Department of Ophthalmology and Visual Science, Yeouido St. Mary's Hospital, The Catholic University of Korea College of Medicine, Seoul, Korea.

出版信息

Korean J Ophthalmol. 2014 Apr;28(2):177-80. doi: 10.3341/kjo.2014.28.2.177. Epub 2014 Mar 14.

Abstract

Vascular endothelial growth factor inhibitor is an emerging therapeutic modality for various ocular diseases with neovascularization (NV). However, for corneal NV, controversy remains regarding whether bevacizumab or ranibizumab is superior.
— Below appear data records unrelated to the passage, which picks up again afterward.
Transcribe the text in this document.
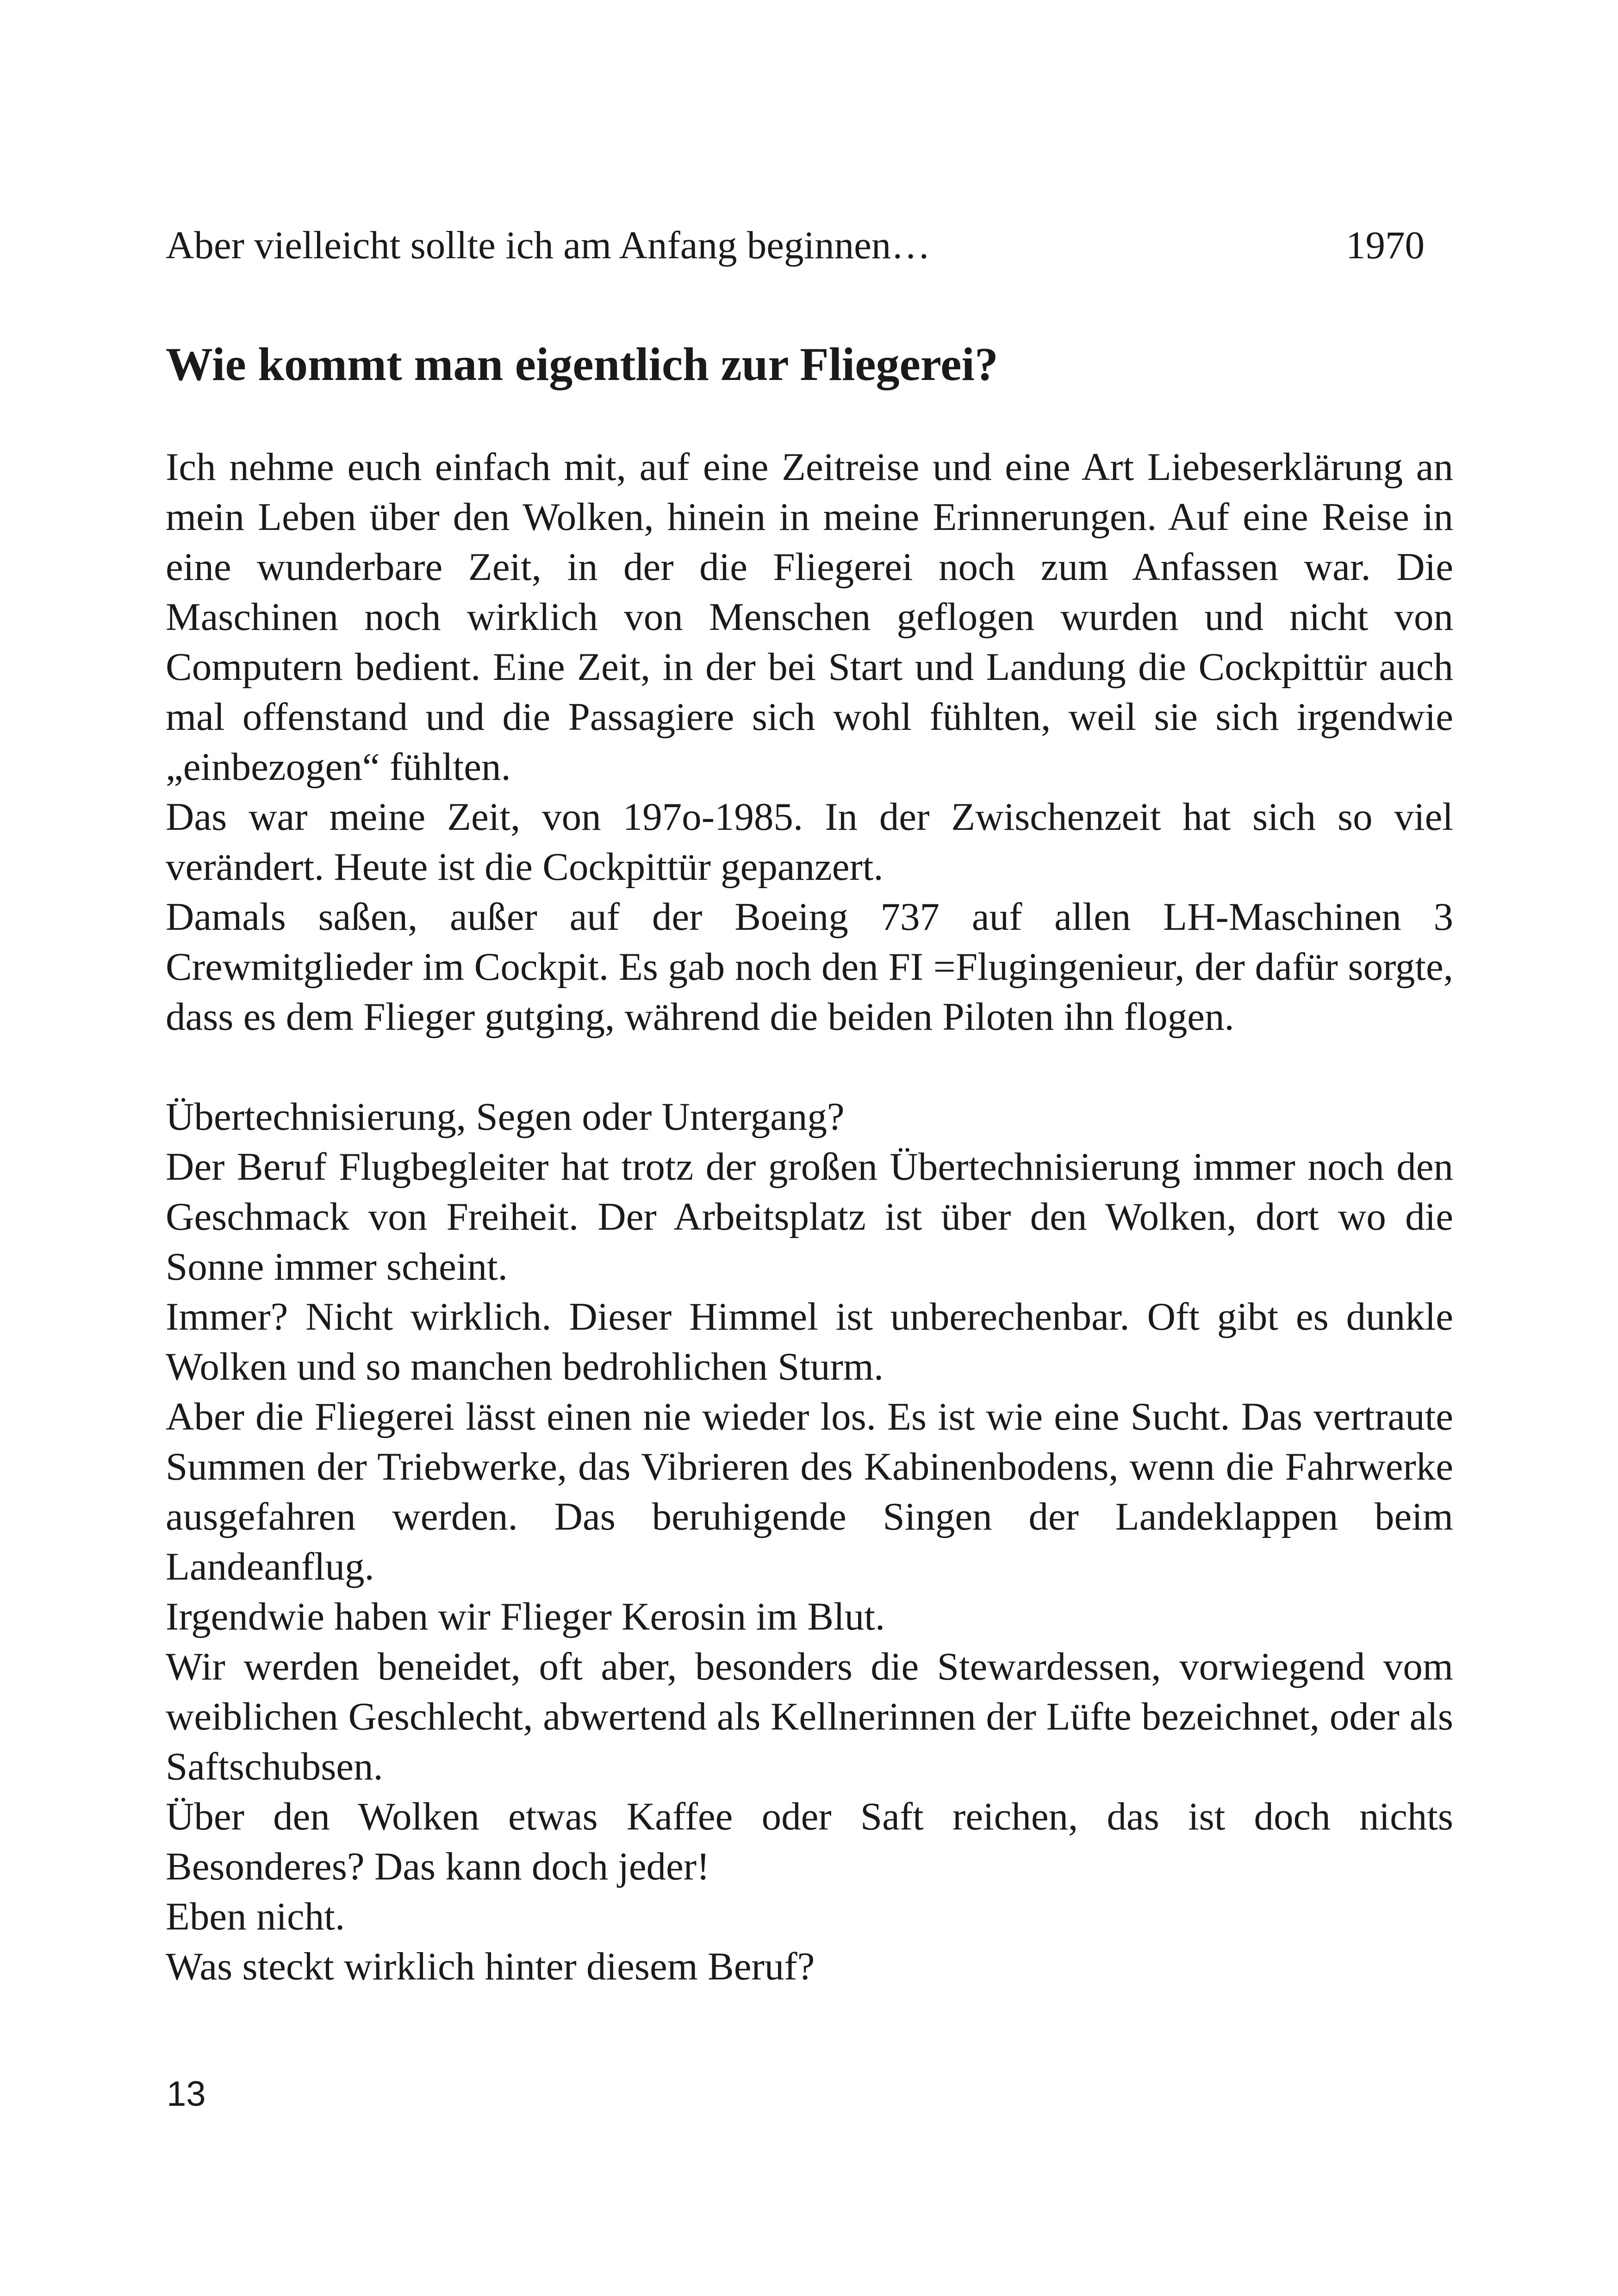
Aber vielleicht sollte ich am Anfang beginnen…	1970
Wie kommt man eigentlich zur Fliegerei?

Ich nehme euch einfach mit, auf eine Zeitreise und eine Art Liebeserklärung an mein Leben über den Wolken, hinein in meine Erinnerungen. Auf eine Reise in eine wunderbare Zeit, in der die Fliegerei noch zum Anfassen war. Die Maschinen noch wirklich von Menschen geflogen wurden und nicht von Computern bedient. Eine Zeit, in der bei Start und Landung die Cockpittür auch mal offenstand und die Passagiere sich wohl fühlten, weil sie sich irgendwie „einbezogen“ fühlten.

Das war meine Zeit, von 197o-1985. In der Zwischenzeit hat sich so viel verändert. Heute ist die Cockpittür gepanzert.

Damals saßen, außer auf der Boeing 737 auf allen LH-Maschinen 3 Crewmitglieder im Cockpit. Es gab noch den FI =Flugingenieur, der dafür sorgte, dass es dem Flieger gutging, während die beiden Piloten ihn flogen.

Übertechnisierung, Segen oder Untergang?

Der Beruf Flugbegleiter hat trotz der großen Übertechnisierung immer noch den Geschmack von Freiheit. Der Arbeitsplatz ist über den Wolken, dort wo die Sonne immer scheint.

Immer? Nicht wirklich. Dieser Himmel ist unberechenbar. Oft gibt es dunkle Wolken und so manchen bedrohlichen Sturm.

Aber die Fliegerei lässt einen nie wieder los. Es ist wie eine Sucht. Das vertraute Summen der Triebwerke, das Vibrieren des Kabinenbodens, wenn die Fahrwerke ausgefahren werden. Das beruhigende Singen der Landeklappen beim Landeanflug.

Irgendwie haben wir Flieger Kerosin im Blut.

Wir werden beneidet, oft aber, besonders die Stewardessen, vorwiegend vom weiblichen Geschlecht, abwertend als Kellnerinnen der Lüfte bezeichnet, oder als Saftschubsen.

Über den Wolken etwas Kaffee oder Saft reichen, das ist doch nichts Besonderes? Das kann doch jeder!

Eben nicht.

Was steckt wirklich hinter diesem Beruf?

13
A 32-year-old female diagnosed with herpetic keratoconjunctivitis with refractory corneal NV despite two previous subconjunctival and intrastromal bevacizumab injections, received two subconjunctival and intrastromal ranibizumab injections. Six months postoperatively, there was significant regression of the neovascular area and vessel caliber. Here, the authors report a case of improvement in corneal NV with subconjunctival and intrastromal ranibizumab injections, which was previously refractory to bevacizumab injection. The findings may suggest a new prospect in treating corneal NV.

摘要

血管内皮生长因子抑制剂是治疗各种新生血管性眼病的一种新兴治疗方式。然而,对于角膜新生血管,贝伐单抗和雷珠单抗哪种更具优势仍存在争议。一名32岁女性被诊断为疱疹性角结膜炎伴难治性角膜新生血管,尽管此前已进行过两次结膜下和基质内注射贝伐单抗治疗,但仍接受了两次结膜下和基质内注射雷珠单抗治疗。术后6个月,新生血管面积和血管管径显著缩小。在此,作者报告了一例结膜下和基质内注射雷珠单抗治疗角膜新生血管的病例,该病例此前对贝伐单抗注射治疗无效。这些发现可能为治疗角膜新生血管提供了新的前景。